Bandaloop permet en effet de rassembler de nombreux artistes, différentes voies aussi. Nous utilisons Bandaloop comme un mégaphone pour porter des paroles importantes. Bandaloop, c’est aussi un combat de justice sociale. On utilise l’art pour supporter le changement. 

Comment vous regarde-t-on en live ? Ça doit faire mal au cou…

On encourage les gens à venir avec des matelas de plage ou quelque chose du genre, une chaise ou quelque chose pour pouvoir s’allonger au sol. Aujourd’hui tout le monde marche la tête baissée sur son téléphone, j’aime bien dire que les shows de Bandaloop sont thérapeutiques. Ils vous font lever la tête.

Quelle a été votre show le plus mémorable ?
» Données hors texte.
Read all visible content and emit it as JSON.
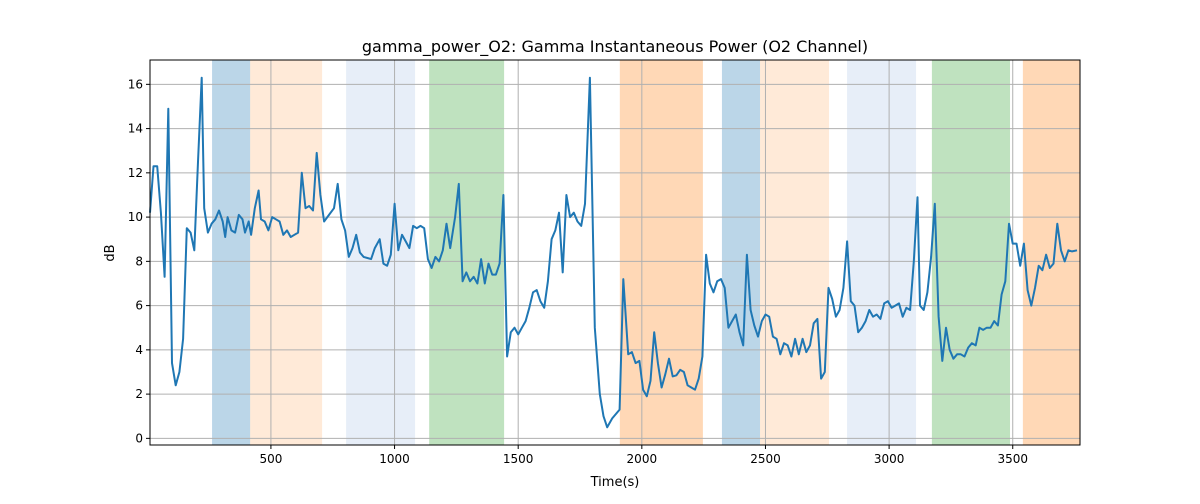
{
  "chart_data": {
    "type": "line",
    "title": "gamma_power_O2: Gamma Instantaneous Power (O2 Channel)",
    "xlabel": "Time(s)",
    "ylabel": "dB",
    "xlim": [
      11,
      3772
    ],
    "ylim": [
      -0.3,
      17.1
    ],
    "xticks": [
      500,
      1000,
      1500,
      2000,
      2500,
      3000,
      3500
    ],
    "yticks": [
      0,
      2,
      4,
      6,
      8,
      10,
      12,
      14,
      16
    ],
    "grid": true,
    "line_color": "#1f77b4",
    "bands": [
      {
        "start": 262,
        "end": 416,
        "color": "#1f77b4",
        "alpha": 0.3
      },
      {
        "start": 416,
        "end": 707,
        "color": "#ff7f0e",
        "alpha": 0.16
      },
      {
        "start": 804,
        "end": 1083,
        "color": "#aec7e8",
        "alpha": 0.3
      },
      {
        "start": 1140,
        "end": 1443,
        "color": "#2ca02c",
        "alpha": 0.3
      },
      {
        "start": 1911,
        "end": 2247,
        "color": "#ff7f0e",
        "alpha": 0.3
      },
      {
        "start": 2324,
        "end": 2478,
        "color": "#1f77b4",
        "alpha": 0.3
      },
      {
        "start": 2478,
        "end": 2757,
        "color": "#ff7f0e",
        "alpha": 0.16
      },
      {
        "start": 2830,
        "end": 3109,
        "color": "#aec7e8",
        "alpha": 0.3
      },
      {
        "start": 3173,
        "end": 3489,
        "color": "#2ca02c",
        "alpha": 0.3
      },
      {
        "start": 3541,
        "end": 3772,
        "color": "#ff7f0e",
        "alpha": 0.3
      }
    ],
    "series": [
      {
        "name": "gamma_power_O2",
        "x": [
          10,
          25,
          40,
          55,
          70,
          85,
          100,
          115,
          130,
          145,
          160,
          175,
          190,
          205,
          220,
          230,
          245,
          260,
          275,
          290,
          305,
          315,
          325,
          340,
          355,
          370,
          385,
          395,
          410,
          420,
          435,
          450,
          460,
          475,
          490,
          505,
          520,
          535,
          550,
          565,
          580,
          595,
          610,
          625,
          640,
          655,
          670,
          685,
          700,
          715,
          735,
          755,
          770,
          785,
          800,
          815,
          830,
          845,
          860,
          875,
          890,
          905,
          920,
          940,
          955,
          970,
          985,
          1000,
          1015,
          1030,
          1045,
          1060,
          1075,
          1090,
          1105,
          1120,
          1135,
          1150,
          1165,
          1180,
          1195,
          1210,
          1225,
          1245,
          1260,
          1275,
          1290,
          1305,
          1320,
          1335,
          1350,
          1365,
          1380,
          1395,
          1410,
          1425,
          1440,
          1455,
          1470,
          1485,
          1500,
          1515,
          1530,
          1545,
          1560,
          1575,
          1590,
          1605,
          1620,
          1635,
          1650,
          1665,
          1680,
          1695,
          1710,
          1725,
          1740,
          1755,
          1770,
          1790,
          1810,
          1830,
          1845,
          1860,
          1880,
          1910,
          1925,
          1945,
          1960,
          1975,
          1990,
          2005,
          2020,
          2035,
          2050,
          2065,
          2080,
          2095,
          2110,
          2125,
          2140,
          2155,
          2170,
          2185,
          2200,
          2215,
          2230,
          2245,
          2260,
          2275,
          2290,
          2305,
          2320,
          2335,
          2350,
          2365,
          2380,
          2395,
          2410,
          2425,
          2440,
          2455,
          2470,
          2485,
          2500,
          2515,
          2530,
          2545,
          2560,
          2575,
          2590,
          2605,
          2620,
          2635,
          2650,
          2665,
          2680,
          2695,
          2710,
          2725,
          2740,
          2755,
          2770,
          2785,
          2800,
          2815,
          2830,
          2845,
          2860,
          2875,
          2890,
          2905,
          2920,
          2935,
          2950,
          2965,
          2980,
          2995,
          3010,
          3025,
          3040,
          3055,
          3070,
          3085,
          3100,
          3115,
          3125,
          3140,
          3155,
          3170,
          3185,
          3200,
          3215,
          3230,
          3245,
          3260,
          3275,
          3290,
          3305,
          3320,
          3335,
          3350,
          3365,
          3380,
          3395,
          3410,
          3425,
          3440,
          3455,
          3470,
          3485,
          3500,
          3515,
          3530,
          3545,
          3560,
          3575,
          3590,
          3605,
          3620,
          3635,
          3650,
          3665,
          3680,
          3695,
          3710,
          3725,
          3740,
          3760
        ],
        "y": [
          10.2,
          12.3,
          12.3,
          10.2,
          7.3,
          14.9,
          3.4,
          2.4,
          3.0,
          4.5,
          9.5,
          9.3,
          8.5,
          12.5,
          16.3,
          10.4,
          9.3,
          9.7,
          9.9,
          10.3,
          9.8,
          9.1,
          10.0,
          9.4,
          9.3,
          10.1,
          9.9,
          9.3,
          9.8,
          9.2,
          10.4,
          11.2,
          9.9,
          9.8,
          9.4,
          10.0,
          9.9,
          9.8,
          9.2,
          9.4,
          9.1,
          9.2,
          9.3,
          12.0,
          10.4,
          10.5,
          10.3,
          12.9,
          11.0,
          9.8,
          10.1,
          10.4,
          11.5,
          9.9,
          9.4,
          8.2,
          8.6,
          9.2,
          8.4,
          8.2,
          8.15,
          8.1,
          8.6,
          9.0,
          7.9,
          7.8,
          8.3,
          10.6,
          8.5,
          9.2,
          8.9,
          8.6,
          9.6,
          9.5,
          9.6,
          9.5,
          8.1,
          7.7,
          8.2,
          8.0,
          8.5,
          9.7,
          8.6,
          10.0,
          11.5,
          7.1,
          7.5,
          7.1,
          7.3,
          7.0,
          8.1,
          7.0,
          7.9,
          7.4,
          7.4,
          7.9,
          11.0,
          3.7,
          4.8,
          5.0,
          4.7,
          5.0,
          5.3,
          5.9,
          6.6,
          6.7,
          6.2,
          5.9,
          7.1,
          9.0,
          9.4,
          10.2,
          7.5,
          11.0,
          10.0,
          10.2,
          9.8,
          9.6,
          10.6,
          16.3,
          5.0,
          2.0,
          1.0,
          0.5,
          0.9,
          1.3,
          7.2,
          3.8,
          3.9,
          3.4,
          3.5,
          2.2,
          1.9,
          2.6,
          4.8,
          3.4,
          2.3,
          2.9,
          3.6,
          2.8,
          2.85,
          3.1,
          3.0,
          2.4,
          2.3,
          2.2,
          2.7,
          3.7,
          8.3,
          7.0,
          6.6,
          7.1,
          7.2,
          6.8,
          5.0,
          5.3,
          5.6,
          4.8,
          4.2,
          8.3,
          5.8,
          5.1,
          4.6,
          5.3,
          5.6,
          5.5,
          4.6,
          4.5,
          3.8,
          4.3,
          4.2,
          3.7,
          4.5,
          3.8,
          4.5,
          3.9,
          4.2,
          5.2,
          5.4,
          2.7,
          3.0,
          6.8,
          6.3,
          5.5,
          5.8,
          6.8,
          8.9,
          6.2,
          6.0,
          4.8,
          5.0,
          5.3,
          5.8,
          5.5,
          5.6,
          5.4,
          6.1,
          6.2,
          5.9,
          6.0,
          6.1,
          5.5,
          5.9,
          5.8,
          8.0,
          10.9,
          6.0,
          5.8,
          6.6,
          8.2,
          10.6,
          5.5,
          3.5,
          5.0,
          4.0,
          3.6,
          3.8,
          3.8,
          3.7,
          4.1,
          4.3,
          4.2,
          5.0,
          4.9,
          5.0,
          5.0,
          5.3,
          5.1,
          6.5,
          7.1,
          9.7,
          8.8,
          8.8,
          7.8,
          8.8,
          6.7,
          6.0,
          6.8,
          7.8,
          7.6,
          8.3,
          7.7,
          7.9,
          9.7,
          8.5,
          8.0,
          8.5,
          8.45,
          8.5
        ]
      }
    ]
  }
}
C’était il y a peut-être 15 ans, on avait prévu un show à Johannesburg en Afrique du Sud dans le cadre d’une conférence sur le changement climatique. Parce que Bandaloop a été créé avec l’idée de célébrer le pouvoir et la vulnérabilité de la nature, et on nous avait viré de l’endroit. On avait décroché nos cordes, on s’était fait virer. Nous étions donc allés à Soweto, à 15 km de là, pour aller danser sur un château d’eau. On étaient entourés d’enfants pendant une semaine, qui étaient tous très curieux. On a fait notre show en projetant des images de chaos climatique, et du futur du climat, en montrant les possibilités de l’énergie solaire et non carbonée, c’était l’objectif du show. L’eau est un gros problème en Afrique, et le château d’eau n’en avait jamais contenu… Ce show avait tellement de sens.

Après en tant que performeur ce que je préfère c’est danser sur El Capitan, dans le parc de Yosemite. Et plus généralement dans les montagnes. Performer très haut sur des falaises est la chose que je préfère au monde. Être littéralement à plusieurs centaines de mètres, c’est un sentiment incroyable de liberté. On a l’impression d’être haut dans le ciel avec les aigles.

Prévoyez-vous de venir faire un show en France ?

On n’a jamais rien fait en France, c’est dingue. Je ne sais pas pourquoi. On a juste fait une performance en haut de la tour Eiffel… de Las Vegas (rires). J’aimerais beaucoup venir en France, il y a de très belles falaises près de Lyon, et j’espère vraiment pouvoir venir faire quelque chose à Paris. Je passe un appel ici, si quelqu’un est intéressé, nous le sommes.